The Written Word
for October 1, 2000

Our thoughts this week continue to be on Pierre Elliot Trudeau and rightly so – for, with Mackenzie King he ranks in the top drawer of Canadian Prime Ministers of this century.

I think it useful to compare these two men – for they were a contrast in everything.

King was a labour lawyer whose natural instinct was to avoid a fight for the very fact of fight meant a strike or lockout, thus failure. Trudeau was a lawyer-philosopher whose instinct was to fight opponents to the finish using all tactics from Machiavelli to Douglas Haig in the struggle.

King was a dumpy little man who has the physique of the Tilsbury doughboy – Trudeau was thin and tough – an athlete. King might, I suppose, have walked his dog in the Gatineau Hills but one presumes only on the level bits while Trudeau skied, climbed mountains and canoed down dangerous rivers.

Mackenzie King, I’m told, would quickly fade into the woodwork of any room he was in – Trudeau dominated.

King was a terrible public speaker while Trudeau was a masterful debater.

King saw the country as a whole while Trudeau saw it as Ontario and Quebec with some appendages tacked on.

It is this latter point where the contrast is the greatest. Mackenzie King and his successor, Louis St Laurent, saw their mandate as keeping the entire country involved at the center. Regions had powerful and important Cabinet ministers who were listened to even though the number of seats they represented were few in number. In Western Canada there was Jimmy Gardiner from Saskatchewan and Jimmy Sinclair, Trudeau’s father-in-law, ironically, from Vancouver. Pierre Trudeau, after, in fairness, he was rejected by the western Canadian voters, couldn’t have cared less about western representation at the center.

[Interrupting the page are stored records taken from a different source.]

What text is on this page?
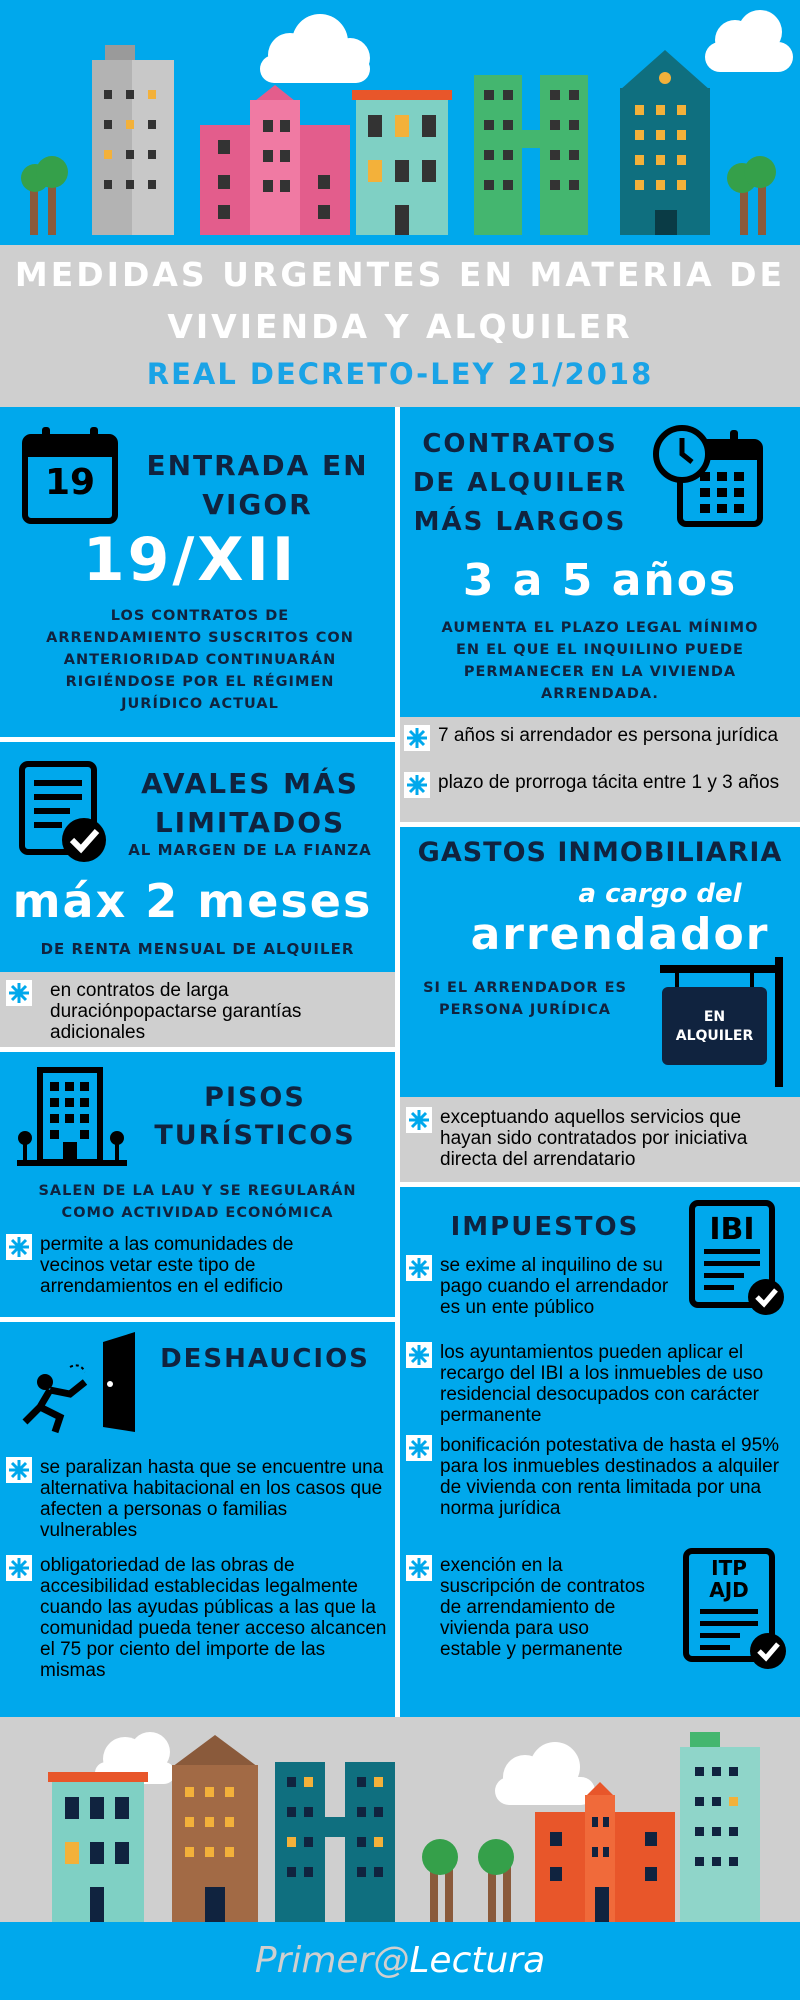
MEDIDAS URGENTES EN MATERIA DE
VIVIENDA Y ALQUILER
REAL DECRETO-LEY 21/2018
19	ENTRADA EN
VIGOR
19/XII
LOS CONTRATOS DE ARRENDAMIENTO SUSCRITOS CON ANTERIORIDAD CONTINUARÁN RIGIÉNDOSE POR EL RÉGIMEN JURÍDICO ACTUAL
CONTRATOS
DE ALQUILER
MÁS LARGOS
3 a 5 años
AUMENTA EL PLAZO LEGAL MÍNIMO EN EL QUE EL INQUILINO PUEDE PERMANECER EN LA VIVIENDA ARRENDADA.
7 años si arrendador es persona jurídica
plazo de prorroga tácita entre 1 y 3 años
AVALES MÁS
LIMITADOS
AL MARGEN DE LA FIANZA
máx 2 meses
DE RENTA MENSUAL DE ALQUILER
en contratos de larga duraciónpopactarse garantías adicionales
GASTOS INMOBILIARIA
a cargo del
arrendador
SI EL ARRENDADOR ES PERSONA JURÍDICA	EN
ALQUILER
exceptuando aquellos servicios que hayan sido contratados por iniciativa directa del arrendatario
PISOS
TURÍSTICOS
SALEN DE LA LAU Y SE REGULARÁN COMO ACTIVIDAD ECONÓMICA
permite a las comunidades de vecinos vetar este tipo de arrendamientos en el edificio
IMPUESTOS	IBI
se exime al inquilino de su pago cuando el arrendador es un ente público
los ayuntamientos pueden aplicar el recargo del IBI a los inmuebles de uso residencial desocupados con carácter permanente
bonificación potestativa de hasta el 95% para los inmuebles destinados a alquiler de vivienda con renta limitada por una norma jurídica
exención en la suscripción de contratos de arrendamiento de vivienda para uso estable y permanente
ITP
AJD
DESHAUCIOS
se paralizan hasta que se encuentre una alternativa habitacional en los casos que afecten a personas o familias vulnerables
obligatoriedad de las obras de accesibilidad establecidas legalmente cuando las ayudas públicas a las que la comunidad pueda tener acceso alcancen el 75 por ciento del importe de las mismas
Primer@Lectura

It’s difficult to draw any firm conclusions from this. During the King/St Laurent years Quebec was still in thrall to the church and the conservative coalition that kept Duplessis and the Union Nationale in power. Trudeau, on the other hand, had to deal with the new Quebec that emerged after Jean Lesage. But that does not, in my view excuse Trudeau’s inattention to what became known as western alienation. For with King and St Laurent it was not just that western ministers had big portfolios, they had power to act on regional issues, did wield power and were seen to wield power.

The two giants of the last century in Canada – Mackenzie King, the mouse the pulled strings with immense skill and Pierre Trudeau, the cat that pounced and pounced on all who opposed him.